Powiedz, że staje się nudny, i jeśli sam boi się zostać kozłem ofiarnym,
niech to z siebie wyrzuci. Zwalcz go jego własną bronią.
Ja akurat zawsze miałem własne zdanie w szkole, dlatego przeważnie wszyscy
robili ze mnie kozła ofiarnego, zresztą tak jest nadal, dlatego staram się
jakoś uczyć z tym radzić. I coraz częściej wychodzi. Najczęściej pomaga
ośmieszenie gnojka w towarzystwie. To trudne, jeśli wszyscy są przeciwko
tobie, ale jeśli powiesz coś na poziomie tego towarzystwa, zaczną śmiać
się z tego, co powiesz, i właśnie z tego, o kim to powiesz. Na przykład
ktoś piegowaty się z ciebie wyśmiewa - odpowiedz 'wiesz, opowiem ci
informatyczny dowcip. Masz piksele na twarzy'. Uderz w najczulszy
punkt szczeniaka, niech znajdzie sobie innego kozła. Inaczej to
on cię zje.
> Lepiej by było opuścić towarzystwo tego rodzaju.

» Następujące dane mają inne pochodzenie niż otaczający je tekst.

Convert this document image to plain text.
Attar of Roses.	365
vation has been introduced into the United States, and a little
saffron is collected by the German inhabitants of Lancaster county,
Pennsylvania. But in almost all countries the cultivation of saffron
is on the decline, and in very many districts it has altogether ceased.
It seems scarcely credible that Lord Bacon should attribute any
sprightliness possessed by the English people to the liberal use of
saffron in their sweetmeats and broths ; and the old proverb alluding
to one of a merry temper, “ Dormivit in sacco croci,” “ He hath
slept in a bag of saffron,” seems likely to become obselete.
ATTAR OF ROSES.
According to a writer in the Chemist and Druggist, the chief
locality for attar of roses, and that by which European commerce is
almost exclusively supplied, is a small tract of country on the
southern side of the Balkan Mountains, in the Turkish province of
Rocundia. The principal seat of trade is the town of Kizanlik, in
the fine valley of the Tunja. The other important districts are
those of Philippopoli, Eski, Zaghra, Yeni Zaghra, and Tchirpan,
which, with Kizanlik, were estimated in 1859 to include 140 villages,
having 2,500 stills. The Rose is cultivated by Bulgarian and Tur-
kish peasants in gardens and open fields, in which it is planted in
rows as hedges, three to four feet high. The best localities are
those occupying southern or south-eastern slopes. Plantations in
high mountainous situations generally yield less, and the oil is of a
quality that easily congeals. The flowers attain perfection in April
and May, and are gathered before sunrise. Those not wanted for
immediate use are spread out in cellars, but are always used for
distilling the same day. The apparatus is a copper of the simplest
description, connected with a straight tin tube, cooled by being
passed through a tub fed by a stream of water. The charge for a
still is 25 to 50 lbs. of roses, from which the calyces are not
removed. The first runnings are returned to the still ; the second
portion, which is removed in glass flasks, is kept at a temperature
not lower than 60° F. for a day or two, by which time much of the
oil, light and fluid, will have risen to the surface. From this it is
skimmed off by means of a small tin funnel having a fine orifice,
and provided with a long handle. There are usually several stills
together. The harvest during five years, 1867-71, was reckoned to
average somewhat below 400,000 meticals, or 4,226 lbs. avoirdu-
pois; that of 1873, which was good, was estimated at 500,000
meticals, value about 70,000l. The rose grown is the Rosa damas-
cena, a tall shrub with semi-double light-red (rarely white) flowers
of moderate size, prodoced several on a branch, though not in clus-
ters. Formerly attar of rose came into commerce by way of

Nom, kiedyś jeden chłopak mnie pchnął, ot tak po prostu, więc
krzyknąłem na cały korytarz coś w stylu 'spadaj pedałek, pomacaj
sobie kumpla z ławki, patrz jaki napalony' (sam do homoseksualistów
nic nie mam, o czym wiedzą moi kumple, a zdanie reszty mam głęboko,
w każdym razie koleś przestał być taki pewny, czyli cel osiągnąłęm).
Innym razem, tym razem kumpel, na tekst 'w uchu kolczyk, w d.. bolczyk'
odwdzięczył się podobnym, ale w towarzystwie dziewczyny prześladowcy
(samego prześladowcy oczywiście też). Trzeba trafiać w ich najczulsze
punkty, wtedy będą się bali. Wiem, że to jest tylko tak łatwo powiedzieć,
bo trudno coś wymyśleć na poczekaniu, ale trzeba próbować...

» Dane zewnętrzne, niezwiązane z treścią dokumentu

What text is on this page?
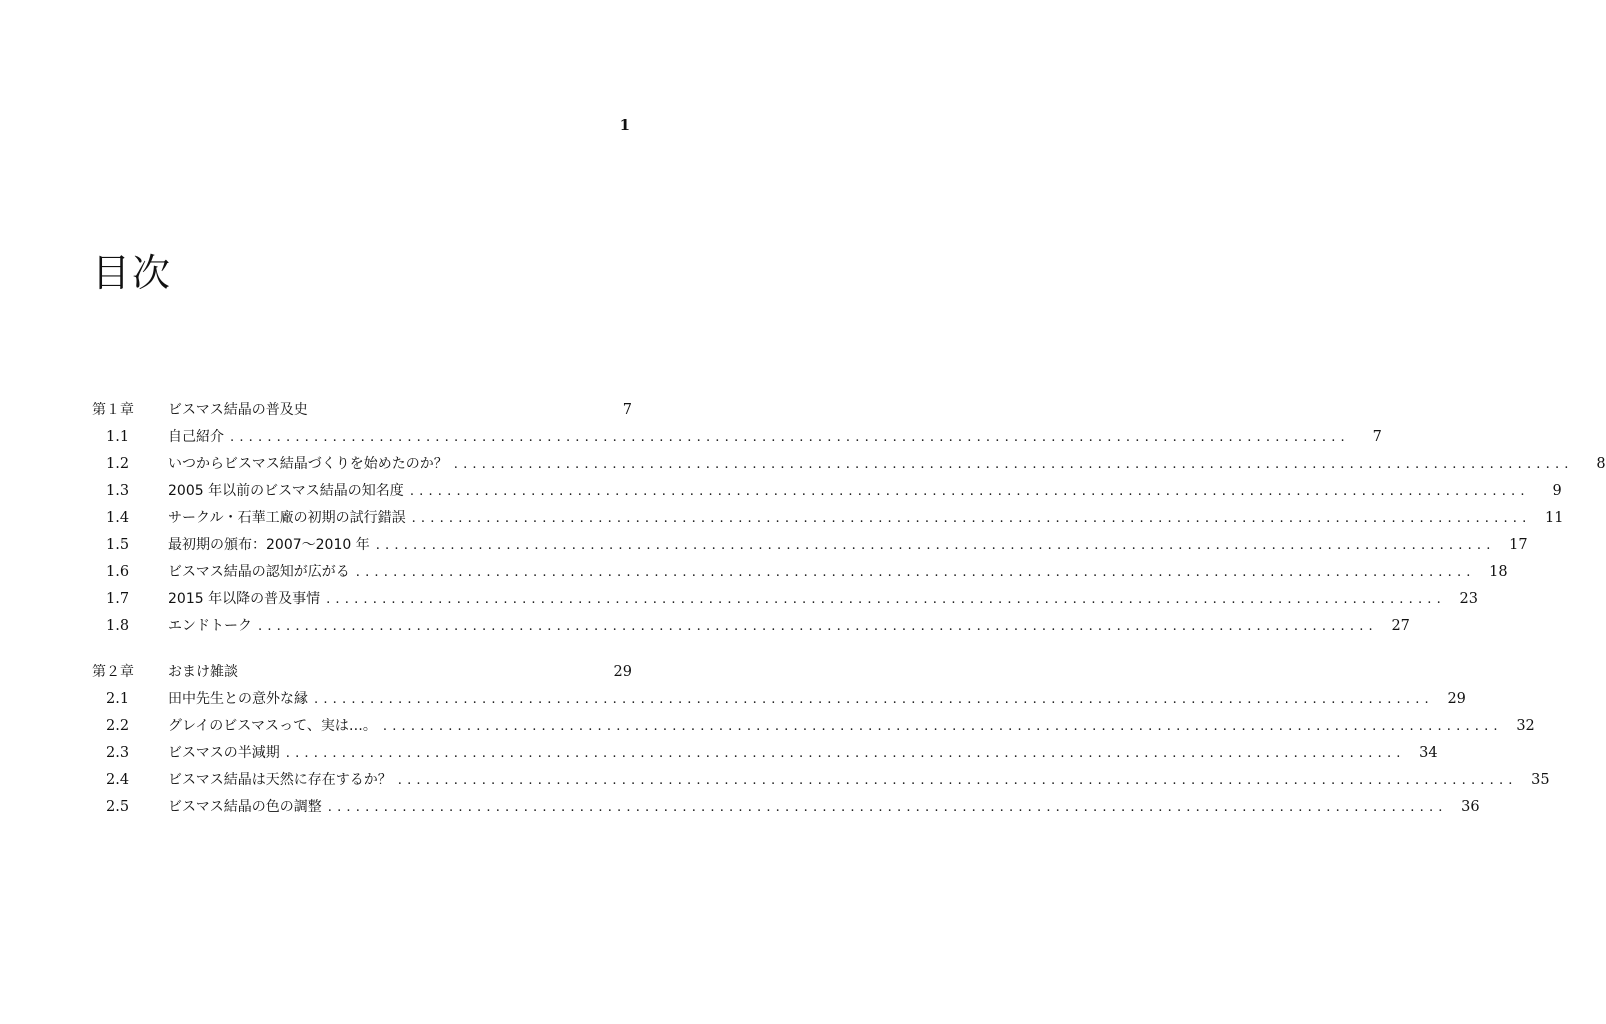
1
目次
第１章	ビスマス結晶の普及史	7
1.1	自己紹介 ........................................................................................................................	7
1.2	いつからビスマス結晶づくりを始めたのか？ ........................................................................................................................	8
1.3	2005 年以前のビスマス結晶の知名度 ........................................................................................................................	9
1.4	サークル・石華工廠の初期の試行錯誤 ........................................................................................................................ 11
1.5	最初期の頒布：2007〜2010 年 ........................................................................................................................ 17
1.6	ビスマス結晶の認知が広がる ........................................................................................................................ 18
1.7	2015 年以降の普及事情 ........................................................................................................................ 23
1.8	エンドトーク ........................................................................................................................ 27
第２章	おまけ雑談	29
2.1	田中先生との意外な縁 ........................................................................................................................ 29
2.2	グレイのビスマスって、実は…。 ........................................................................................................................ 32
2.3	ビスマスの半減期 ........................................................................................................................ 34
2.4	ビスマス結晶は天然に存在するか？ ........................................................................................................................ 35
2.5	ビスマス結晶の色の調整 ........................................................................................................................ 36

Inna metoda to zdobycie akceptacji. Kumpel z powodzeniem to stosuje,
nadrabia nauką. Ja kiedyś też, ale potem mi się po prostu odechciało.
Tyle że o ile trzymamy razem, o tyle on nie ma na tyle ikry, żeby
odmówić pomocy komuś, kto np. mnie zaczepia, mimo że mówi, że zrobi
inaczej.
--
|> Sylver - Living My Life (Original Mix)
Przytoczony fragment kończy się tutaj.